Overwrite operation Checksum computation: we must read and verify the first and last blocks of the range being overwritten, then perform the write, and finally compute and record the new checksums.
During idle periods, chunkservers can scan and verify the contents of inactive chunks. . This allows us to detect corruption in chunks that are rarely read.
5.3 Diagnostic Tools
Extensive and detailed diagnostic logging has helped immeasurably in problem isolation, debugging, and performance analysis, while incurring only a minimal cost.
6. MEASUREMENTS
6.1 Micro-benchmarks
Env( A GFS cluster ): one master, two master replicas, 16 chunkservers, 16 clients.
All the machines: dual 1.4 GHz PIII processors, 2 GB of memory, two 80 GB 5400 rpm disks, and 100Mbps full-duplex Ethernet connection to an HP 2524 switch.
All 19 GFS server machines are connected to one switch, and all 16 client machines to the other. The two switches are connected with a 1 Gbps link.
6.1.1 Reads
N clients read simultaneously from the file system. Each client reads a randomly selected 4 MB region from a 320 GB file set. This is repeated 256 times so that each client ends up reading 1 GB of data.
6.1.2 Writes
N clients write simultaneously to N distinct files. Each client writes 1 GB of data to a new file in a series of 1 MB writes.
6.1.3 Record Appends
N clients append simultaneously to a single file.
6.2 Real World Clusters
Two clusters in use within Google:
Cluster A is used regularly for research and development by over a hundred engineers. A typical task is initiated by a human user and runs up to several hours. It reads through a few MBs to a few TBs of data, transforms or analyzes the data, and writes the results back to the cluster.
Cluster B is primarily used for production data processing. The tasks last much longer and continuously generate and process multi-TB datasets with only occasional human intervention.
A single “”task: many processes on many machines reading and writing many files simultaneously.
6.2.1 Storage
6.2.2 Metadata
6.2.3 Read and Write Rate
6.2.4 Master Load
6.2.5 Recovery Time
6.3 Workload Breakdown
Cluster X is for research and development while cluster Y is for production data processing.

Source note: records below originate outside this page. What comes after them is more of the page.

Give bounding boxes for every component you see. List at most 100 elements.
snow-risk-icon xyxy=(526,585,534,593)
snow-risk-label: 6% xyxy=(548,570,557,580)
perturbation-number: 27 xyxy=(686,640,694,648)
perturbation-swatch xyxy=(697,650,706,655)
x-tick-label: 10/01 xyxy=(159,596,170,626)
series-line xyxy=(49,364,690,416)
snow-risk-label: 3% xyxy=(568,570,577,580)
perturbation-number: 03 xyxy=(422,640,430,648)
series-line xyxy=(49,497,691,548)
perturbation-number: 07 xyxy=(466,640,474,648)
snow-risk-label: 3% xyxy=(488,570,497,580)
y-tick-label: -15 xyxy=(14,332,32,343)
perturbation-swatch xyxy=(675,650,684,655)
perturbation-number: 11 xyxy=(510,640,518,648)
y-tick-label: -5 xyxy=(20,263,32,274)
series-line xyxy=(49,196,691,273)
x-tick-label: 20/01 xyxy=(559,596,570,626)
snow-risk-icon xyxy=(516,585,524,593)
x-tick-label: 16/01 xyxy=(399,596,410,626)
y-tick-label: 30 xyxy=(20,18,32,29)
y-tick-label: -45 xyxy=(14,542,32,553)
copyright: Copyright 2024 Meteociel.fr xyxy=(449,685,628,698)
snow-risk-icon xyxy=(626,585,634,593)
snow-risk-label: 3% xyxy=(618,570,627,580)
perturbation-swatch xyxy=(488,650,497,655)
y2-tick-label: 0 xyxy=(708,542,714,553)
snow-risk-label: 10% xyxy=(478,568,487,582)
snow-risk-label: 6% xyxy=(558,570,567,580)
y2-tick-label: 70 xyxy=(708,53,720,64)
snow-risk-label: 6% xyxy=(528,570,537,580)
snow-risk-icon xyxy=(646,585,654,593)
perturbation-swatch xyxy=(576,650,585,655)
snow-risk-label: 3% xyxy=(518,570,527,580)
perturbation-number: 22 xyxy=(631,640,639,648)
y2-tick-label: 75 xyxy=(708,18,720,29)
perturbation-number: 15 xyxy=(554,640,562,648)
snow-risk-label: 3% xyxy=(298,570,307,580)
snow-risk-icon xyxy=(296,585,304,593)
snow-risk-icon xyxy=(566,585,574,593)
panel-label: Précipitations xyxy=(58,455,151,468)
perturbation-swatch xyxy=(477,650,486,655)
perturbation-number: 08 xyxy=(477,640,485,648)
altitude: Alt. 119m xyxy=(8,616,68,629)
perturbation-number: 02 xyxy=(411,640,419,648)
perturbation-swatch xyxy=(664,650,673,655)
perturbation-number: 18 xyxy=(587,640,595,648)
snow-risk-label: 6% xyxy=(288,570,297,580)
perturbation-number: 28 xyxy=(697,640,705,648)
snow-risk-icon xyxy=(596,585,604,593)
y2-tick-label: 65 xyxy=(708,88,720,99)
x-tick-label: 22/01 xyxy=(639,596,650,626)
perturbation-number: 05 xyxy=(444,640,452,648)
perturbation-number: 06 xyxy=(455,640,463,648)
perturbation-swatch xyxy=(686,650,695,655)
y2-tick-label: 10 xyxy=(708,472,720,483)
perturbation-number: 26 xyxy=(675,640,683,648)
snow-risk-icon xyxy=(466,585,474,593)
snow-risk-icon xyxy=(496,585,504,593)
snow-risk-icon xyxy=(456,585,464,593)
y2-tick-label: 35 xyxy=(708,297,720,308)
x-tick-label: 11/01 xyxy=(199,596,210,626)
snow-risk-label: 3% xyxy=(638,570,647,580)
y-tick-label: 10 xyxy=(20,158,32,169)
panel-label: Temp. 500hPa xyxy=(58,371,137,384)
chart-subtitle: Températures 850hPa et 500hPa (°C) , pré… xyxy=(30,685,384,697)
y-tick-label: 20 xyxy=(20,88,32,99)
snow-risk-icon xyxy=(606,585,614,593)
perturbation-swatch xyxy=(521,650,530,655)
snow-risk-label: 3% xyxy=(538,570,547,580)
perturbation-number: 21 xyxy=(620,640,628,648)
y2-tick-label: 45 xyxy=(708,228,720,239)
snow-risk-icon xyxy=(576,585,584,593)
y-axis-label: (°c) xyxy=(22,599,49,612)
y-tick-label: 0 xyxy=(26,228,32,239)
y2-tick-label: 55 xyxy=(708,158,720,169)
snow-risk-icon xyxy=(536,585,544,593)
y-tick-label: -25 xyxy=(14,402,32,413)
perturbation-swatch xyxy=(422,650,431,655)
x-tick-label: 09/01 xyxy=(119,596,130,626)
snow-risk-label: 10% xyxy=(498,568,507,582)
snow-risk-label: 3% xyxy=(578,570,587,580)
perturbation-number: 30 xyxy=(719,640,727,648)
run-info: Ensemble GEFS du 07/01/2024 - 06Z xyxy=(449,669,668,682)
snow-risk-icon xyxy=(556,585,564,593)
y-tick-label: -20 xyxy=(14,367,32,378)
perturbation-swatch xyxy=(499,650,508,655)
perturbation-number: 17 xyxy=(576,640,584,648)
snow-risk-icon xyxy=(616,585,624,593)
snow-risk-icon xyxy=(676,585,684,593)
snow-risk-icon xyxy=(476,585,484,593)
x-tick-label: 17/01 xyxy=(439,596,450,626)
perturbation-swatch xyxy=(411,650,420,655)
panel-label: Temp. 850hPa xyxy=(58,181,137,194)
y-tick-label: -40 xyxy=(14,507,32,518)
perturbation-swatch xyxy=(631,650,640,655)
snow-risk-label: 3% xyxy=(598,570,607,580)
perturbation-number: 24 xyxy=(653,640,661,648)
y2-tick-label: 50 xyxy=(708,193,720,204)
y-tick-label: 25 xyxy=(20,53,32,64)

6.3.1 Methodology and Caveats
6.3.2 Chunkserver Workload
6.3.3 Appends versus Writers
6.3.4 Master Workload
7. EXPERIENCES
We opt for the centralized approach in order to simplify the design, increase its reliability, and gain flexibility. In particular, a centralized master makes it much easier to implement sophisticated chunk placement and replication policies since the master already has most of the relevant information and controls how it changes. We address fault tolerance by keeping the master state small and fully replicated on other machines. Scalability and high availability (for reads) are currently provided by our shadow master mechanism. Updates to the master state are made persistent by appending to a write-ahead log. Therefore we could adapt a primary-copy scheme like the one in Harp [7] to provide high availability with stronger consistency guarantees than our current scheme.